Just four years ago, American carriers offered almost twice as many flights on U.S.-China routes as their Chinese counterparts did, according to CAPA. But as more Chinese travel abroad, demand for trans-Pacific flights has skyrocketed. With the U.S. relaxing visa rules for Chinese, the boom looks set to continue. In two years — July 2013 to July 2015 — flight capacity between China and North America has increased by around 60%, according to CAPA and OAG figures.
Indeed, by 2034, the International Air Transport Association (IATA) estimates that one in five passengers worldwide will be traveling to, from or within China. Chinese airlines, naturally, are keen to exploit this massive market.
American airlines have likewise been targeting China — and low fuel prices are helping wring profits out of these notoriously costly long-haul routes. United has added a route to the interior Chinese city of Chengdu and now connects Shanghai to Guam; the American carrier still ferries more passengers between the two countries than its closest Chinese rival, Air China. This year, American Airlines will begin flying between Dallas and Beijing, and Delta will start a Shanghai-Los Angeles service.
But Chinese airlines are also expanding aggressively, particularly in so-called secondary cities, like Nanjing over nearby Shanghai. This summer, China Eastern will begin flying between Nanjing and Los Angeles, while China Southern already carries passengers between the central Chinese city of Wuhan and San Francisco. Further north, Sichuan Airlines controls the Shenyang-Vancouver route. In 2010, there was only an average of one long-haul flight a day to a Chinese secondary city, reports CAPA. By the end of 2015, there will be 11.
The expansion by Chinese carriers will mean smaller crowds of Chinese at Hong Kong, Japanese and South Korean airports, which have thrived as stop-over points for Chinese traversing the Pacific. China is undergoing an airport building-spree, with plans unveiled for nearly 70 new airports. Beijing, which expanded its current airport for the 2008 Olympics, is building a new airport that should be ready for business by the end of 2018. Chengdu’s new airport will have capacity for 80 million passengers per year.
Yet for all the expansion, China’s skies remain chaotic. In part because the military hogs most of China’s airspace, Chinese commercial airlines are cursed with some of the worst on-time records of any carriers in the world. Last month, IATA’s director general Tony Tyler chastised China for its air-traffic woes. Already, nearly 70,000 flights criss-cross the country a week. What will happen when more flights — and new local airlines — take off?

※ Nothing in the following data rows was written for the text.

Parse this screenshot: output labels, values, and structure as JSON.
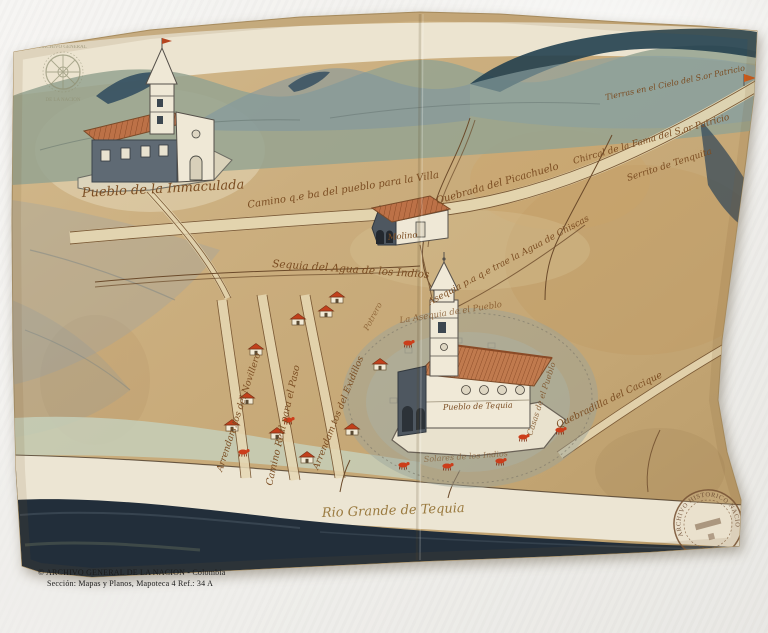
{
  "photo": {
    "background_color": "#f3f2ef",
    "caption": {
      "line1": "© ARCHIVO GENERAL DE LA NACION - Colombia",
      "line2": "Sección: Mapas y Planos, Mapoteca 4 Ref.: 34 A"
    }
  },
  "map": {
    "medium": "manuscript watercolor map",
    "ink_color": "#7b4d22",
    "colors": {
      "paper": "#c9ad80",
      "paper_light": "#ddc9a2",
      "paper_dark": "#b3925f",
      "mountain_sage": "#95a390",
      "mountain_blue": "#7e95a0",
      "mountain_dark": "#24404f",
      "river_cream": "#ece5d3",
      "bank_dark": "#222e3a",
      "roof_red": "#c2401c",
      "roof_tile": "#bc7147",
      "wash_green": "#c6d1bd",
      "village_wash": "#9aa49e"
    },
    "stamps": {
      "seal_top": "ARCHIVO GENERAL",
      "seal_bottom": "DE LA NACION",
      "round_stamp_text": "ARCHIVO HISTORICO NACIONAL"
    },
    "labels": [
      {
        "id": "pueblo-inmaculada",
        "text": "Pueblo de la Inmaculada",
        "x": 82,
        "y": 197,
        "rot": -3,
        "size": 13
      },
      {
        "id": "camino-villa",
        "text": "Camino q.e ba del pueblo para la Villa",
        "x": 248,
        "y": 208,
        "rot": -9,
        "size": 10
      },
      {
        "id": "tierras-patricio",
        "text": "Tierras en el Cielo del S.or Patricio",
        "x": 606,
        "y": 100,
        "rot": -12,
        "size": 8
      },
      {
        "id": "fama-patricio",
        "text": "Chircal de la Fama del S.or Patricio",
        "x": 574,
        "y": 164,
        "rot": -16,
        "size": 9
      },
      {
        "id": "serrito-tenquita",
        "text": "Serrito de Tenquita",
        "x": 628,
        "y": 181,
        "rot": -18,
        "size": 9
      },
      {
        "id": "quebrada-picachuelo",
        "text": "Quebrada del Picachuelo",
        "x": 437,
        "y": 204,
        "rot": -16,
        "size": 10
      },
      {
        "id": "molino",
        "text": "Molino",
        "x": 388,
        "y": 240,
        "rot": -5,
        "size": 8.5
      },
      {
        "id": "sequia-indios",
        "text": "Sequia del Agua de los Indios",
        "x": 272,
        "y": 267,
        "rot": 4,
        "size": 10.5
      },
      {
        "id": "asequia-chiscas",
        "text": "Asequia p.a q.e trae la Agua de Chiscas",
        "x": 430,
        "y": 305,
        "rot": -28,
        "size": 9
      },
      {
        "id": "asequia-pueblo",
        "text": "La Asequia de el Pueblo",
        "x": 400,
        "y": 323,
        "rot": -9,
        "size": 8.5,
        "opacity": 0.75
      },
      {
        "id": "potrero",
        "text": "Potrero",
        "x": 368,
        "y": 331,
        "rot": -62,
        "size": 8,
        "opacity": 0.7
      },
      {
        "id": "quebradilla-cacique",
        "text": "Quebradilla del Cacique",
        "x": 558,
        "y": 428,
        "rot": -26,
        "size": 9.5
      },
      {
        "id": "novillero",
        "text": "Arrendam.tos del Novillero",
        "x": 222,
        "y": 472,
        "rot": -72,
        "size": 9
      },
      {
        "id": "camino-real",
        "text": "Camino Real para el Paso",
        "x": 272,
        "y": 486,
        "rot": -77,
        "size": 9.5
      },
      {
        "id": "exidillos",
        "text": "Arrendam.tos del Exidillos",
        "x": 318,
        "y": 470,
        "rot": -68,
        "size": 9
      },
      {
        "id": "casas-pueblo",
        "text": "Casas de el Pueblo",
        "x": 532,
        "y": 436,
        "rot": -72,
        "size": 8,
        "opacity": 0.8
      },
      {
        "id": "solares-indios",
        "text": "Solares de los Indios",
        "x": 424,
        "y": 462,
        "rot": -4,
        "size": 8,
        "opacity": 0.6
      },
      {
        "id": "pueblo-central",
        "text": "Pueblo de Tequia",
        "x": 443,
        "y": 410,
        "rot": -2,
        "size": 8
      },
      {
        "id": "rio-grande",
        "text": "Rio Grande de Tequia",
        "x": 322,
        "y": 517,
        "rot": -2,
        "size": 13,
        "color": "#9a7a3f"
      }
    ]
  }
}
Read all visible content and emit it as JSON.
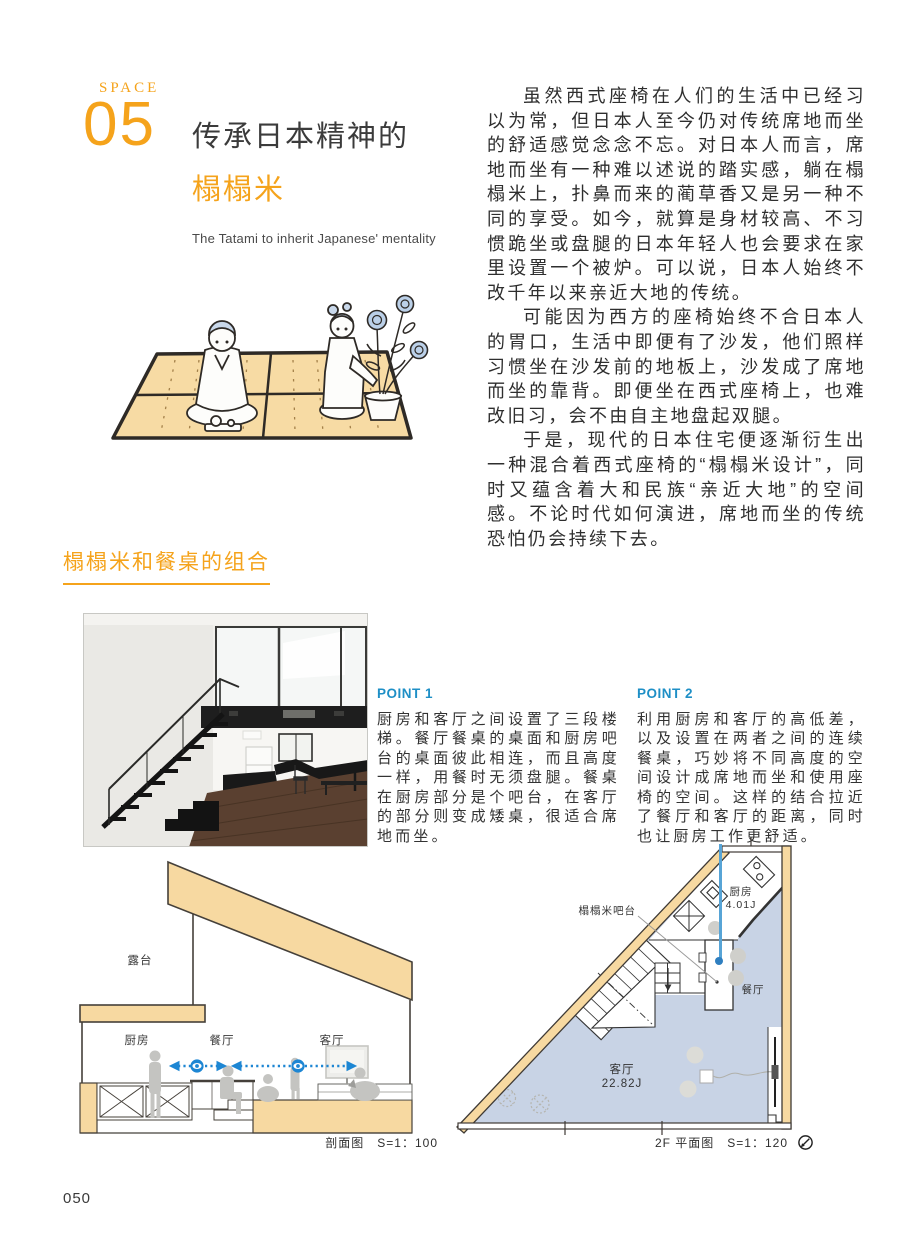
{
  "header": {
    "space_label": "SPACE",
    "space_number": "05",
    "title_line1": "传承日本精神的",
    "title_line2": "榻榻米",
    "subtitle": "The Tatami to inherit Japanese' mentality"
  },
  "intro_paragraphs": [
    "虽然西式座椅在人们的生活中已经习以为常，但日本人至今仍对传统席地而坐的舒适感觉念念不忘。对日本人而言，席地而坐有一种难以述说的踏实感，躺在榻榻米上，扑鼻而来的蔺草香又是另一种不同的享受。如今，就算是身材较高、不习惯跪坐或盘腿的日本年轻人也会要求在家里设置一个被炉。可以说，日本人始终不改千年以来亲近大地的传统。",
    "可能因为西方的座椅始终不合日本人的胃口，生活中即便有了沙发，他们照样习惯坐在沙发前的地板上，沙发成了席地而坐的靠背。即便坐在西式座椅上，也难改旧习，会不由自主地盘起双腿。",
    "于是，现代的日本住宅便逐渐衍生出一种混合着西式座椅的“榻榻米设计”，同时又蕴含着大和民族“亲近大地”的空间感。不论时代如何演进，席地而坐的传统恐怕仍会持续下去。"
  ],
  "section_heading": "榻榻米和餐桌的组合",
  "points": [
    {
      "label": "POINT 1",
      "text": "厨房和客厅之间设置了三段楼梯。餐厅餐桌的桌面和厨房吧台的桌面彼此相连，而且高度一样，用餐时无须盘腿。餐桌在厨房部分是个吧台，在客厅的部分则变成矮桌，很适合席地而坐。"
    },
    {
      "label": "POINT 2",
      "text": "利用厨房和客厅的高低差，以及设置在两者之间的连续餐桌，巧妙将不同高度的空间设计成席地而坐和使用座椅的空间。这样的结合拉近了餐厅和客厅的距离，同时也让厨房工作更舒适。"
    }
  ],
  "section_diagram": {
    "label_terrace": "露台",
    "label_kitchen": "厨房",
    "label_dining": "餐厅",
    "label_living": "客厅",
    "caption": "剖面图　S=1：100"
  },
  "floor_plan": {
    "label_tatami_bar": "榻榻米吧台",
    "label_kitchen": "厨房",
    "kitchen_area": "4.01J",
    "label_dining": "餐厅",
    "label_living": "客厅",
    "living_area": "22.82J",
    "caption": "2F 平面图　S=1：120"
  },
  "footer": {
    "page_number": "050"
  },
  "colors": {
    "accent_orange": "#F5A31B",
    "point_blue": "#1E8FC6",
    "sightline_blue": "#1D86D3",
    "wood_tan": "#F7D9A1",
    "plan_floor_blue": "#C8D3E5"
  }
}
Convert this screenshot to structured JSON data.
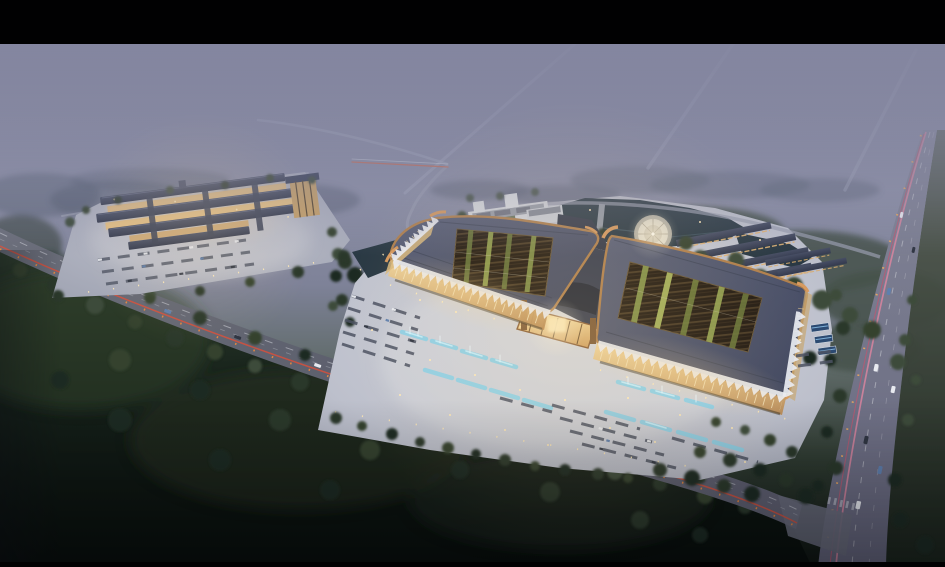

Even more troubling, growth in the Chinese airline industry has depended on government subsidies and grants, which numbered upwards of $1 billion last year. “Chinese airlines have outperformed American airlines over the past few years,” acknowledges Gao Anni, an airlines analyst at Kairui consultancy, pointing to the hit American airlines took during the 2008 financial crisis at the same time that Chinese carriers were profiting from the rapid growth in domestic travel. But, Gao notes, “there are huge management efficiency gaps between Chinese airlines and American airlines, even with the help of government subsidies.”